Tears fill my eyes. “That’s because it was.”

His eyes search my face. “The song was the same as the whistle I heard.”

I nod. “Yes.”

When I blink, a tear slides down my cheek. Shay kisses it away. “Never again.”

“What?”

“You will never hurt like that again. I swear it.” His voice trembles with the same determination I feel in my heart and see in his eyes.

Lifting my hand, I curve it around his jaw. “I don’t deserve you.”

“See, now that’s where we’re going to have to disagree.Idon’t deserveyou. Can you tell me what happened?”

It’s not a story I want to tell, not one bit of it, but I nod. “I heard the same whistle.”

Lying pinned beneath him makes me feel like no one can hurt me because Shay is there, shielding me with his body. I feel safe.
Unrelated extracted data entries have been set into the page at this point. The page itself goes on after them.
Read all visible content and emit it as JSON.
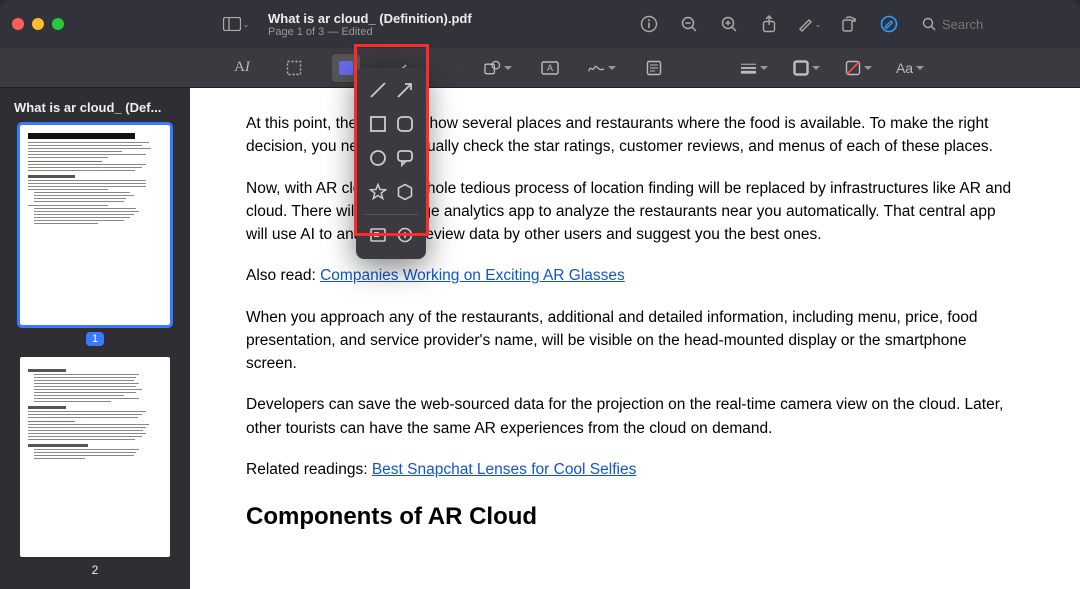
{
  "header": {
    "doc_title": "What is ar cloud_ (Definition).pdf",
    "page_status": "Page 1 of 3  —  Edited",
    "search_placeholder": "Search"
  },
  "sidebar": {
    "title": "What is ar cloud_ (Def...",
    "pages": [
      "1",
      "2"
    ]
  },
  "markup": {
    "font_label": "Aa"
  },
  "shapes_popover": {
    "items": [
      "line-icon",
      "arrow-icon",
      "square-icon",
      "rounded-square-icon",
      "circle-icon",
      "speech-bubble-icon",
      "star-icon",
      "hexagon-icon",
      "mask-square-icon",
      "loupe-icon"
    ]
  },
  "document": {
    "p1": "At this point, the map will show several places and restaurants where the food is available. To make the right decision, you need to manually check the star ratings, customer reviews, and menus of each of these places.",
    "p2": "Now, with AR cloud, this whole tedious process of location finding will be replaced by infrastructures like AR and cloud. There will be an edge analytics app to analyze the restaurants near you automatically. That central app will use AI to analyze the review data by other users and suggest you the best ones.",
    "also_read_prefix": "Also read: ",
    "also_read_link": "Companies Working on Exciting AR Glasses",
    "p3": "When you approach any of the restaurants, additional and detailed information, including menu, price, food presentation, and service provider's name, will be visible on the head-mounted display or the smartphone screen.",
    "p4": "Developers can save the web-sourced data for the projection on the real-time camera view on the cloud. Later, other tourists can have the same AR experiences from the cloud on demand.",
    "related_prefix": "Related readings: ",
    "related_link": "Best Snapchat Lenses for Cool Selfies",
    "h2": "Components of AR Cloud"
  }
}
“You’d heard it before?” he asks.

I nod. “It meant Aron was here, and if he was, then he would kill you and take me.”

“Because of what you can give him?”

“Yes.”

Now we get to the part of the story that will lead to things I swore I would never talk about again. But Shay has to know them. My silence meant that a man died. It meant his pack nearly died, because I thought running away made more sense than warning Shay about the danger I brought to Wolfkeep.

That has to stop.

I meet his eyes. “Aron was the first man to tell me I was beautiful, and for it to mean something.”
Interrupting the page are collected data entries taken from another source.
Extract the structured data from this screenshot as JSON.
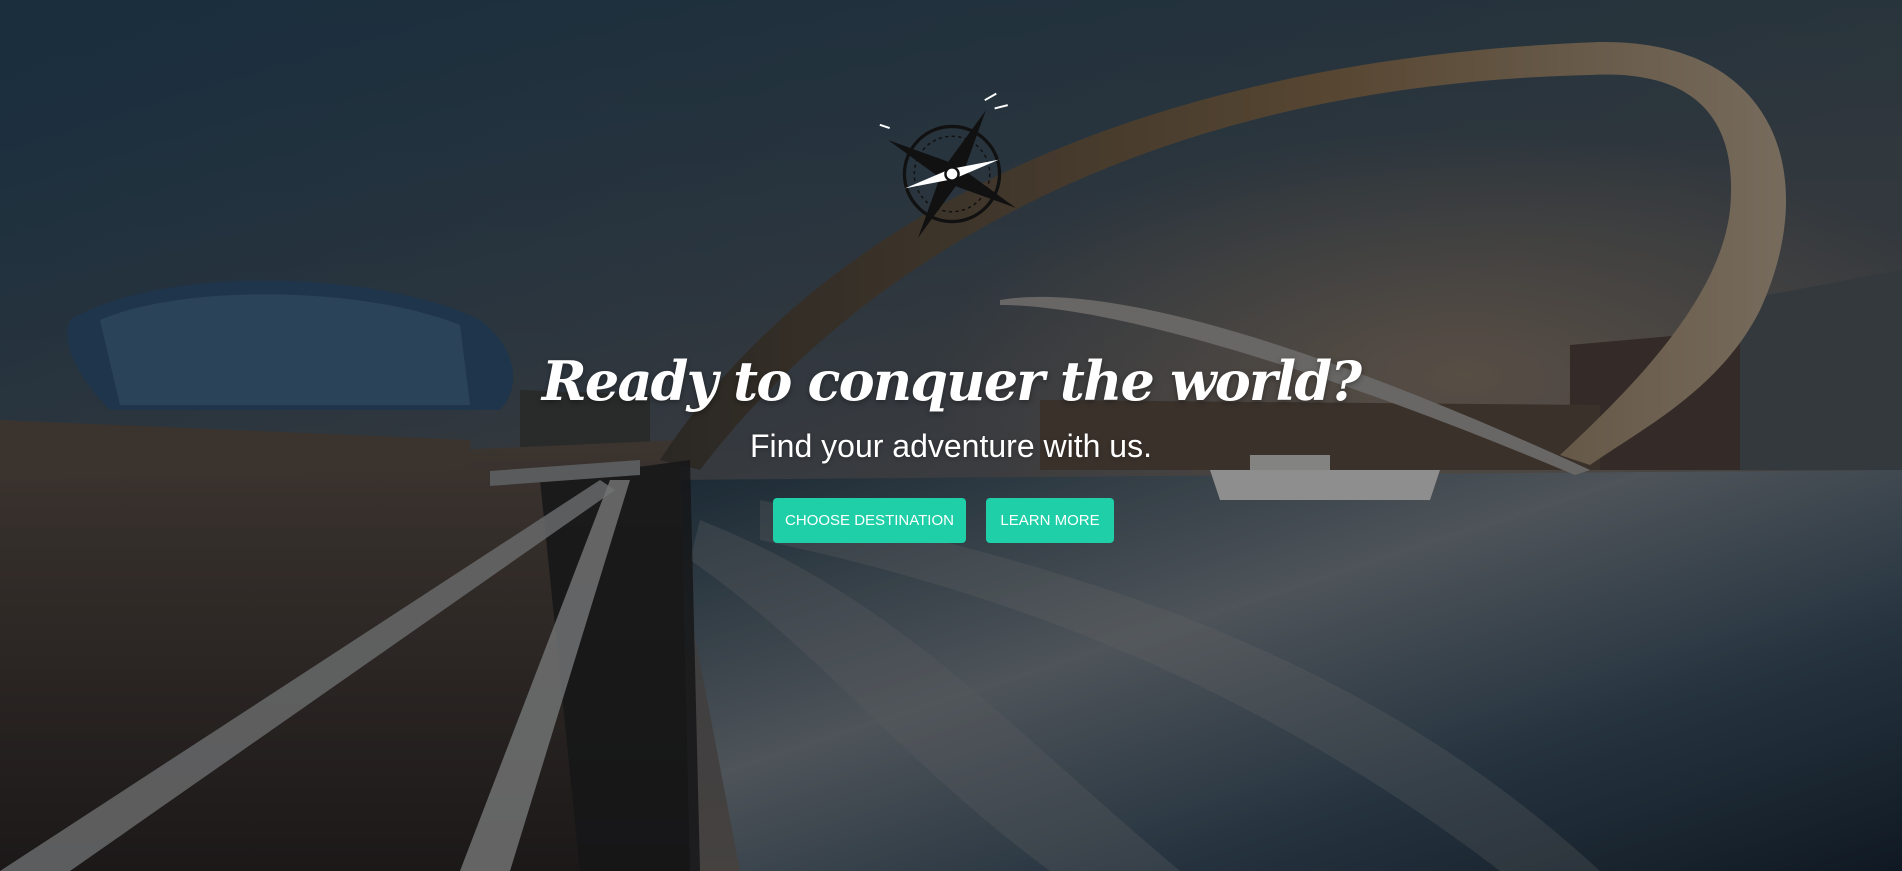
{
  "hero": {
    "headline": "Ready to conquer the world?",
    "subheadline": "Find your adventure with us.",
    "logo_icon": "compass-icon",
    "background_description": "Millennium Bridge and waterfront at sunset with dark overlay"
  },
  "actions": {
    "choose_destination_label": "CHOOSE DESTINATION",
    "learn_more_label": "LEARN MORE"
  },
  "colors": {
    "accent": "#1ecfa8",
    "overlay": "#1a1f26",
    "text": "#ffffff"
  }
}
Shay doesn’t interrupt, and he doesn’t judge. He just listens.

“I was nineteen, and I wanted someone to look at me and want me—not because I was the alpha’s daughter, but because I was me.”
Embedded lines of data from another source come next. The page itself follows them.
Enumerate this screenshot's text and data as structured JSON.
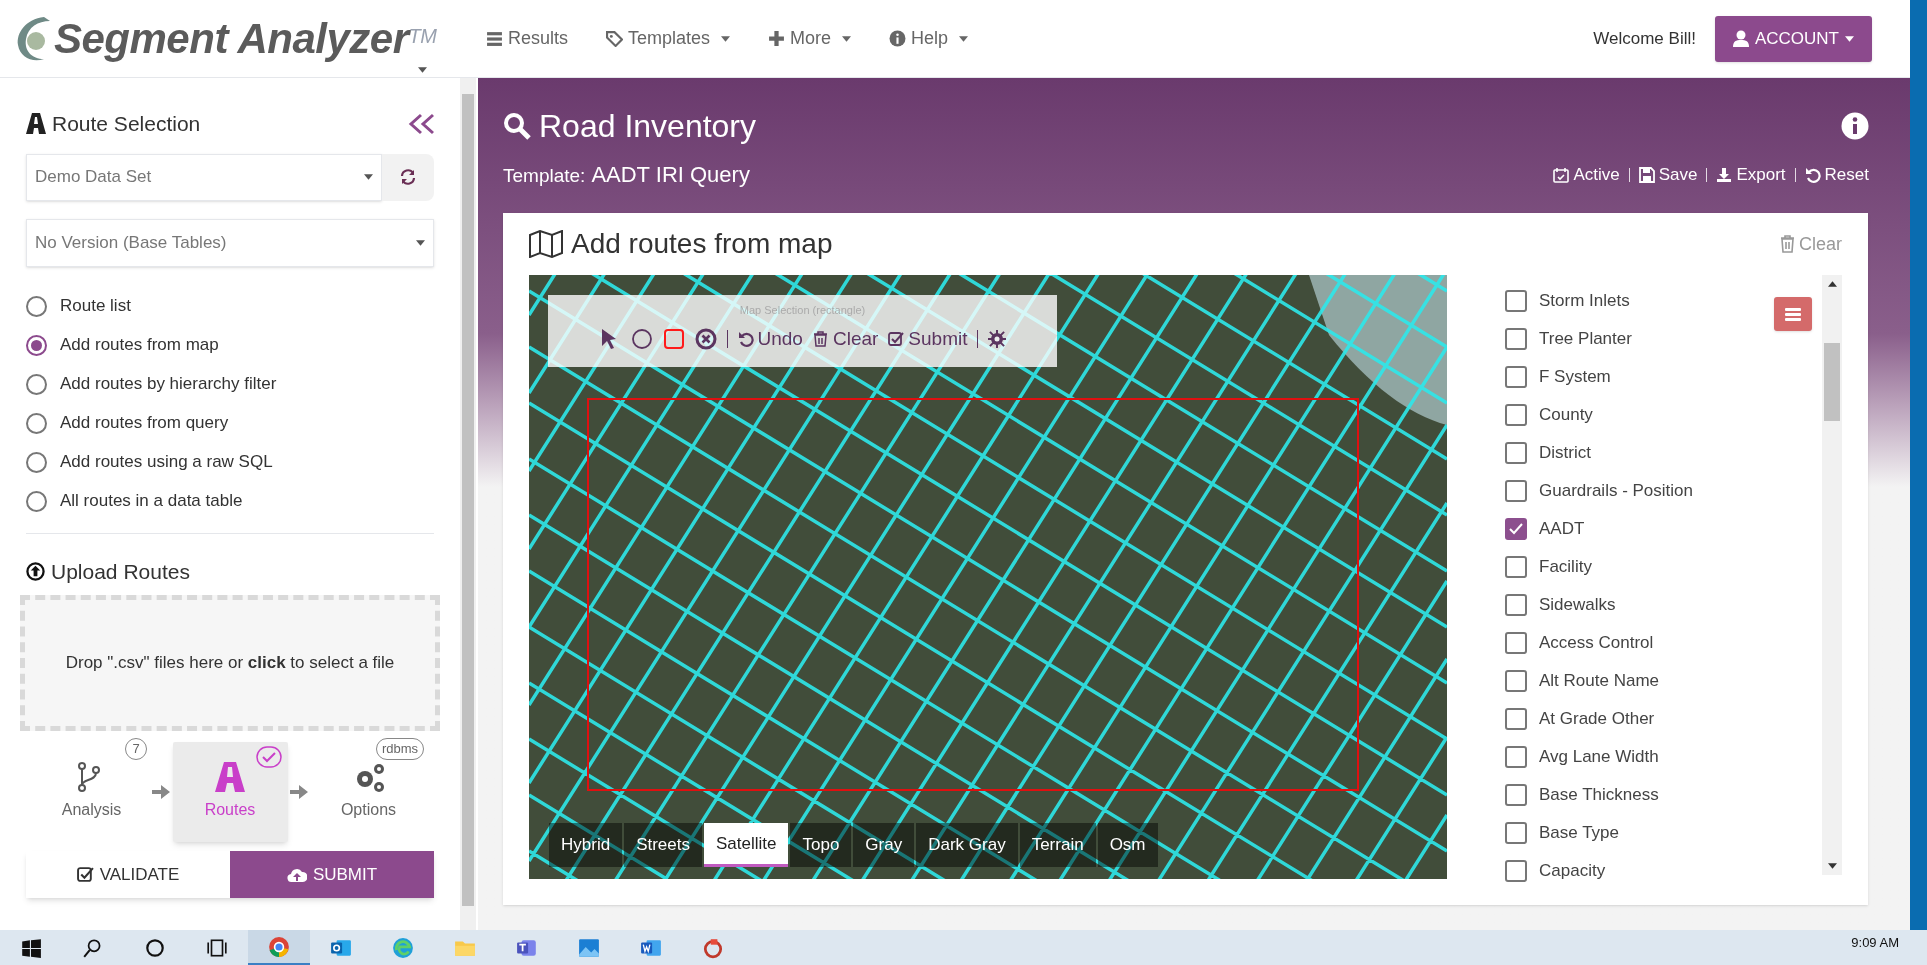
{
  "app": {
    "logo": "Segment Analyzer$^{TM}$"
  },
  "nav": [
    {
      "label": "Results",
      "dropdown": false
    },
    {
      "label": "Templates",
      "dropdown": true
    },
    {
      "label": "More",
      "dropdown": true
    },
    {
      "label": "Help",
      "dropdown": true
    }
  ],
  "user": {
    "welcome": "Welcome Bill!",
    "account_button": "ACCOUNT"
  },
  "sidebar": {
    "title": "Route Selection",
    "dataset_select": "Demo Data Set",
    "version_select": "No Version (Base Tables)",
    "route_options": [
      {
        "label": "Route list",
        "selected": false
      },
      {
        "label": "Add routes from map",
        "selected": true
      },
      {
        "label": "Add routes by hierarchy filter",
        "selected": false
      },
      {
        "label": "Add routes from query",
        "selected": false
      },
      {
        "label": "Add routes using a raw SQL",
        "selected": false
      },
      {
        "label": "All routes in a data table",
        "selected": false
      }
    ],
    "upload_title": "Upload Routes",
    "drop_text": "Drop \".csv\" files here or **click** to select a file",
    "steps": [
      {
        "label": "Analysis",
        "badge": "7",
        "selected": false
      },
      {
        "label": "Routes",
        "selected": true
      },
      {
        "label": "Options",
        "badge": "rdbms",
        "selected": false
      }
    ],
    "buttons": [
      "VALIDATE",
      "SUBMIT"
    ]
  },
  "banner": {
    "title": "Road Inventory",
    "template_label": "Template:",
    "template_name": "AADT IRI Query",
    "actions": [
      "Active",
      "Save",
      "Export",
      "Reset"
    ]
  },
  "card": {
    "title": "Add routes from map",
    "clear_button": "Clear",
    "map": {
      "toolbar_title": "Map Selection (rectangle)",
      "tools": [
        {
          "selected": false
        },
        {
          "selected": false
        },
        {
          "selected": true
        },
        {
          "selected": false
        }
      ],
      "actions": [
        "Undo",
        "Clear",
        "Submit"
      ],
      "basemaps": [
        {
          "label": "Hybrid",
          "selected": false
        },
        {
          "label": "Streets",
          "selected": false
        },
        {
          "label": "Satellite",
          "selected": true
        },
        {
          "label": "Topo",
          "selected": false
        },
        {
          "label": "Gray",
          "selected": false
        },
        {
          "label": "Dark Gray",
          "selected": false
        },
        {
          "label": "Terrain",
          "selected": false
        },
        {
          "label": "Osm",
          "selected": false
        }
      ]
    },
    "layers": [
      {
        "label": "Storm Inlets",
        "checked": false
      },
      {
        "label": "Tree Planter",
        "checked": false
      },
      {
        "label": "F System",
        "checked": false
      },
      {
        "label": "County",
        "checked": false
      },
      {
        "label": "District",
        "checked": false
      },
      {
        "label": "Guardrails - Position",
        "checked": false
      },
      {
        "label": "AADT",
        "checked": true
      },
      {
        "label": "Facility",
        "checked": false
      },
      {
        "label": "Sidewalks",
        "checked": false
      },
      {
        "label": "Access Control",
        "checked": false
      },
      {
        "label": "Alt Route Name",
        "checked": false
      },
      {
        "label": "At Grade Other",
        "checked": false
      },
      {
        "label": "Avg Lane Width",
        "checked": false
      },
      {
        "label": "Base Thickness",
        "checked": false
      },
      {
        "label": "Base Type",
        "checked": false
      },
      {
        "label": "Capacity",
        "checked": false
      }
    ]
  },
  "taskbar": {
    "time": "9:09 AM"
  }
}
Shay nods. “I understand.”

“Aron said he was passing near our pack when he heard me singing.” I stop, just like that. It’s like the words stick in my throat and refuse to go any further.

“It’s okay, pup. Take your time. There’s no rush.”

After a long moment, the blockage in my throat clears. “It was a lie. But I didn’t find that out until later. The song was mine. I’d made it up because I liked to sing, but I didn’t feel brave enough to share it with anyone. I thought everyone would laugh, so I would go into the forest on my own, and I would just sing.”

“You have a beautiful voice, pup. No one would laugh.”

His words draw a smile from me when I didn’t think I could. “You always think more of me than I am.”

“I only tell you what I see,” he murmurs. “It’s the truth.”

Although I search his gaze for any hint of doubt, I know I won’t find it.

I don’t know how, but I’ve been lucky enough to find a man who looks at me and sees everything he could want.